According to the report, GDP growth of Vietnam in the first half of 2015 is 6.28%, which is the highest growth of the first half within the last 5 years. Recovery of Vietnam’s economy is mainly led by industry and construction, but sluggish growth in agriculture and services. Growth is driven by domestic demand, pick up in both investment and consumption. Despite growing high value manufacturing exports, overall export growth slowed down due to low commodity and food prices. Imports are growing strongly, resulting in trade deficit and negative contribution by net exports. Inflation has come down largely due to the pass through low commodity prices. Besides, the State Bank of Vietnam has cut the rate accompanied by relaxation of macro-prudential policy in order to facilitate economic activities and credit. Generally, GDP of Vietnam will grow 6 to 6.2% and inflation will be low about 2.5% in 2015.

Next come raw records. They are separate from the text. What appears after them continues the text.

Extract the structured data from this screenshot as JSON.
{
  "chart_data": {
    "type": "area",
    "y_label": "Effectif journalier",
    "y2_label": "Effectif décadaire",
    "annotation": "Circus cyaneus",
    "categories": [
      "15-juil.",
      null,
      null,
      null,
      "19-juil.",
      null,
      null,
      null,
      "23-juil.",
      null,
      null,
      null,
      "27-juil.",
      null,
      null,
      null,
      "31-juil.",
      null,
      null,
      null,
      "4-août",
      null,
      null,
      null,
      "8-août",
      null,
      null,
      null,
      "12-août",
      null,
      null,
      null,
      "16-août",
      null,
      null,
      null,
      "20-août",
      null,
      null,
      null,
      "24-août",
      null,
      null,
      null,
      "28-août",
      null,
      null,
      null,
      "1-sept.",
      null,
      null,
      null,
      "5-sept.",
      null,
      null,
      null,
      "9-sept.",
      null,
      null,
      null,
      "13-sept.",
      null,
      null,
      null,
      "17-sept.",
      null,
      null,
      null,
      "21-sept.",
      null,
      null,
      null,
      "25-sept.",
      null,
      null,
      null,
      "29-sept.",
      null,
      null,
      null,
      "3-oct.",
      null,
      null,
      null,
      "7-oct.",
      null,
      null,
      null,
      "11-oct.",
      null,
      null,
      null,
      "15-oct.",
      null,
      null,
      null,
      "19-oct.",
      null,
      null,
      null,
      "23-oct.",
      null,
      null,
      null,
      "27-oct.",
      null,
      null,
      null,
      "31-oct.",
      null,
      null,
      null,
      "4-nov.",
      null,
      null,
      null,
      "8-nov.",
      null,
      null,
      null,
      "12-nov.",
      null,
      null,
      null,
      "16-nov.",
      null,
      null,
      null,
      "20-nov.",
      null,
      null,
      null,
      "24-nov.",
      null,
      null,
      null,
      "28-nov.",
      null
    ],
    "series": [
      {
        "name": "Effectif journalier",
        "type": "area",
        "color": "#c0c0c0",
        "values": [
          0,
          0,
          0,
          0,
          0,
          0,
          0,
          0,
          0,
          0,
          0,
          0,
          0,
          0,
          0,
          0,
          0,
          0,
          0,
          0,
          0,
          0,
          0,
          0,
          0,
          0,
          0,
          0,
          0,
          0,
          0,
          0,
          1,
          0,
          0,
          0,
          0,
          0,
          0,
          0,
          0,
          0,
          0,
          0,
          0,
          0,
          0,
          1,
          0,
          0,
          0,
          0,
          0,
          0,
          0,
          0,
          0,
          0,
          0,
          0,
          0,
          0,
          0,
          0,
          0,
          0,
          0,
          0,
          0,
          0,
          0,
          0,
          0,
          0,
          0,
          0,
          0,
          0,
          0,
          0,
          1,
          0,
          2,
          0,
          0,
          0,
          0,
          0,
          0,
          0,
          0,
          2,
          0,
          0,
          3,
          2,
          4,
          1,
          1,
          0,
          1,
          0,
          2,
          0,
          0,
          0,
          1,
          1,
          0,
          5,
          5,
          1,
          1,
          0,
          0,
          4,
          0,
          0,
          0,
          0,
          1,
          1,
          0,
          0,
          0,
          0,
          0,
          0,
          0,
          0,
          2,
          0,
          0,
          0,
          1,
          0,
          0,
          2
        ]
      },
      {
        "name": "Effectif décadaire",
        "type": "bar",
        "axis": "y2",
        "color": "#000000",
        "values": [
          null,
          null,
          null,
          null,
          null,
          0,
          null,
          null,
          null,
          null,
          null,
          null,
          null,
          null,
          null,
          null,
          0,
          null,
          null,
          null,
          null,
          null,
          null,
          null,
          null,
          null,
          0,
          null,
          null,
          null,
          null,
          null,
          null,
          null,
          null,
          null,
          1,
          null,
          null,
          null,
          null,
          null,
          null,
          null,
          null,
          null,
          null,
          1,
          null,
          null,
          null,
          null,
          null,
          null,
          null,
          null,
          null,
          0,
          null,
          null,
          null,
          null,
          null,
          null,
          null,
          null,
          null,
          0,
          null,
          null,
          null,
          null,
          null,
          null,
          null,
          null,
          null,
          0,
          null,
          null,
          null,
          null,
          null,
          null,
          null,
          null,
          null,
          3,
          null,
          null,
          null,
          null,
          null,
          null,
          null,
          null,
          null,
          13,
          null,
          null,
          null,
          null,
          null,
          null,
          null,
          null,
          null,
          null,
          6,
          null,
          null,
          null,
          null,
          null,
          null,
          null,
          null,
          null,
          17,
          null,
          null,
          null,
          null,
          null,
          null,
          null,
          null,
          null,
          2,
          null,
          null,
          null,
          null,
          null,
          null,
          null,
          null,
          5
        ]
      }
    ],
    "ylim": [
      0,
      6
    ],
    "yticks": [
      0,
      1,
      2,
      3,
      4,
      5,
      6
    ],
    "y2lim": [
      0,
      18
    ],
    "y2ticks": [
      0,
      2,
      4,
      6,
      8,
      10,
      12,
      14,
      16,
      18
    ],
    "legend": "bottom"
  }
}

However, fiscal deficit over the past 5 years increased to 5% of GDP (as compared to 1.1% during 2003-2008. State budget has to spend about 8% for the rate of debts, there are large off-budget activities. While risk of acute debt distress remains low, counter-cyclical policy has eroded available fiscal buffers and rapid pace of debt accumulation is a cause for concern. Greater reliance on domestic debt has increased the average interest rate and significantly shortened the maturity profile of public debt.

Trade balance deteriorated substantially owing to commodity price declines, export of agricultural fishery products and crude oil have decreased, high value manufacturing exports are up. FDI disbursements remain strong, although FDI commitments are weakening slightly. Despite recent build up, foreign reserve coverage remains low, low external debt and robust roll-over rates.

There is a strong pipeline for SOE equitization, but implementation slowed down, equally ambitious targets for divestment from non-core assets, but progress has been relatively slow. As of the end-Quarter I, there were 29 SOEs equitized as compared to the goal of 289 SOEs set forth for the whole year 2015. Some progress on banking sector reforms during the first half of 2015, especially with regard to consolidation of the banking sector. Emerging trade agreements offer external anchor for further structural reforms./.